Acequia, Inc. v. Clinton (In re Acequia, Inc.)

GOODWIN, Circuit Judge,

dissenting:

The majority finds that the bankruptcy court did not clearly err in holding that Vernon Clinton acted “with actual intent to hinder, delay, or defraud” Acequia’s creditors. See 11 U.S.C. § 548(a)(1). I disagree. The bankruptcy court’s finding that the “transfer of Acequia funds to Clinton’s personal name ... could not help but hinder and delay payment to Acequia’s creditors[,] a fact Clinton would certainly have been aware of’ is not supported by the evidence. All of Aeequia’s creditors were paid in full, and any delay in payment was caused by the bankruptcy court proceedings initiated by Aceq-uia, at that time no longer controlled by Clinton. A finding that creditors were injured is not always necessary to a determination that a debtor acted with actual intent to hinder, delay, or defraud them. See, e.g., First Beverly Bank v. Adeeb (In re Adeeb), 787 F.2d 1339, 1343 (9th Cir.1986). However, we should not rely upon a judicial doctrine to construct an intent to defraud where no actual intent to defraud existed.
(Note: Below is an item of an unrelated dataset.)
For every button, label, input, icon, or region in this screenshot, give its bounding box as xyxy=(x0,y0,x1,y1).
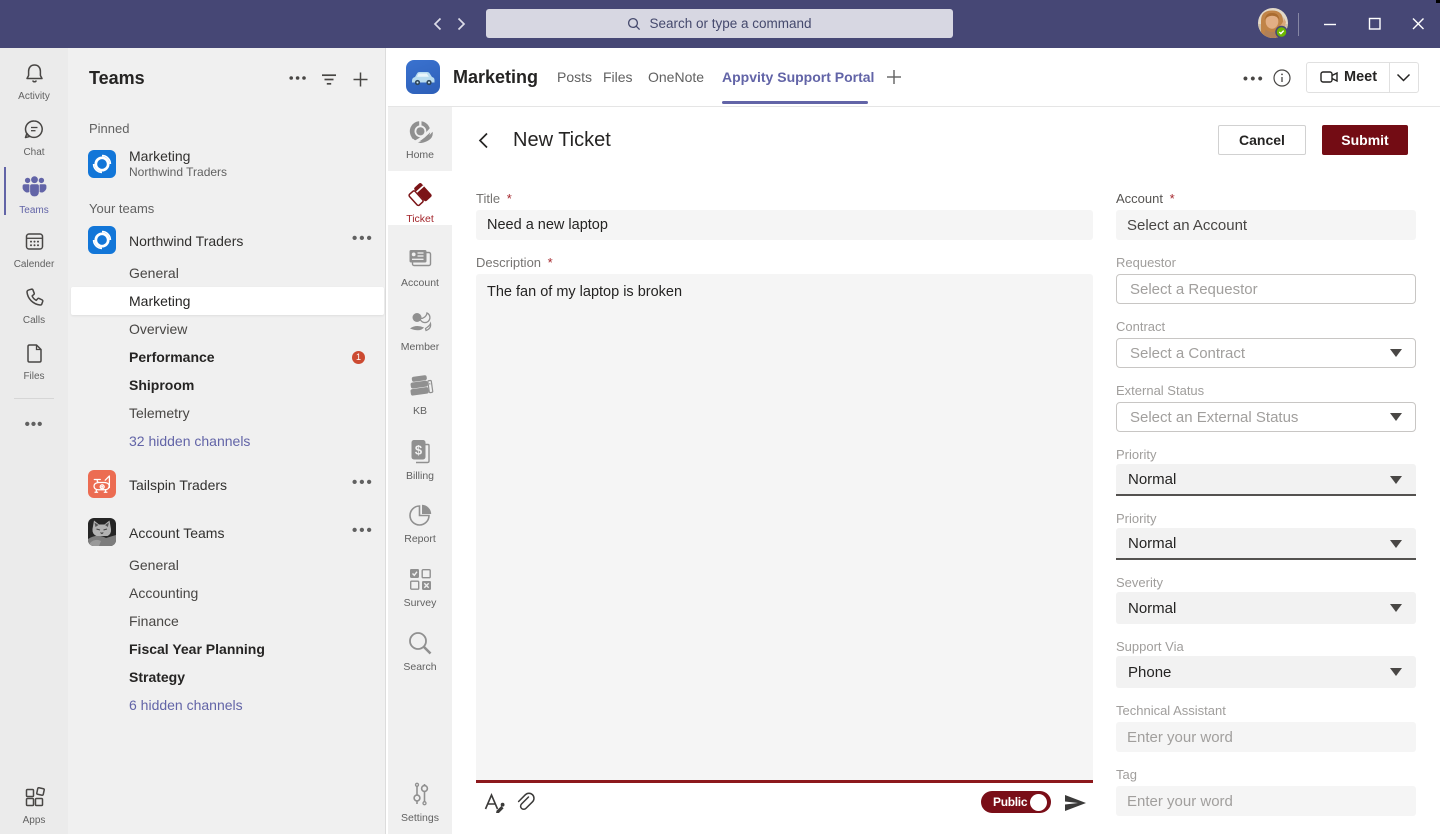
svg-text:$: $ xyxy=(414,442,422,457)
Furthermore, at all material times Acequia was, and still is, controlled by Rosemary Haley or her estate. It appears that Haley’s estate availed itself of the bankruptcy court after failing to obtain satisfaction in extended and rancorous divorce proceedings. I refuse *820to encourage this kind of litigation strategy by resorting to a legal fiction that creditors were “hindered, delayed, or defrauded” when none were.